I'm stuck with these problems...

 1.Show that B∧C,(B↔C)→H∨G tautologically implies(⇒) G∨H ? 
 2.Use Rule Conditional Proof (C.P) show that P→(Q→R) , Q→(R→S) tautologically implies(⇒) P→(Q→S)
 3.Using Proof by Contradiction, show that P→¬S is valid. (P→ (Q∧R))∧ (Q→¬P) ∧ (S→¬R) ∧P

My attempt to answer the first question .

 i) B∧C Rule P 
 ii)B Rule T (i) Simplification 
 iii)C Rule T (i) 


after this i should arrive at (B↔C) . How should i do this ?

My attempt to answer the second question .

i)P Rule P(Assumed)
ii) P→(Q→R) Rule P
iii) Q→R Rule T (i)(ii) Modus Ponens 
i should get Q from this . How should i do this ? 
note: Can we assume One more premise Q, to get the answer is it possible . 

My attempt to answer the third question .

Given Premises : (P→(Q∧R)),(Q→¬P),(S→¬R)∧P
Required Conclusion : P→¬S


i)¬(P→¬S) Rule P ( Assumed)
ii) 
What should i do next ?

Can anyone explain me how to do these problems . I don't know the exact symbol used for tautological implication .

Answer 1

I assume that you are using natural deduction:

(1) Prove that $B\land C,(B \leftrightarrow C) \to (H \lor G) \vdash G \lor H$

Proof sketch: It is not hard to show that $B∧C \to (B↔C)$ (e.g. here). Now you can derive $H \vee G$ by modus ponens and $G \vee H$ from the commutativity of disjuction.

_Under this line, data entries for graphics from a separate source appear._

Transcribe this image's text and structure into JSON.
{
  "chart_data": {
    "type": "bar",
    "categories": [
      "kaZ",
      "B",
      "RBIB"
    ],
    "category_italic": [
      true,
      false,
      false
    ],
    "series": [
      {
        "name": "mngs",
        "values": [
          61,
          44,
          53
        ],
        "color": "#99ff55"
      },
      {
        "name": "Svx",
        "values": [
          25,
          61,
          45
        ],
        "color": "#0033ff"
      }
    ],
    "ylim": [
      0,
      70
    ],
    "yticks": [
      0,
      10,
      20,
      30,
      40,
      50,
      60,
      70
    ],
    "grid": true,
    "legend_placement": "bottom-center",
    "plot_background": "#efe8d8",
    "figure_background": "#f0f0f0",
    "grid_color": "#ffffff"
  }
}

(2) Prove that $P\to (Q \to R) , Q \to (R \to S) \vdash P \to (Q \to S)$

Hint: What happens if you assume $P$ as hypothesis, and then assume $Q$ afterwards?

(3) Prove that $P \to (Q\land R),Q\to \neg P,(S\to \neg R) \land P \vdash P→¬S$

Hint: Since you seem to require a proof by contradiction, assume $\neg (P→¬S)$. By the De Morgan laws, this is the same as $P \wedge S$. By conjunction elimination, we have derivations of $P$ and $S$.

Let's look at our premises once again, is there any way we can get a contradiction, say, $R \wedge \neg R$?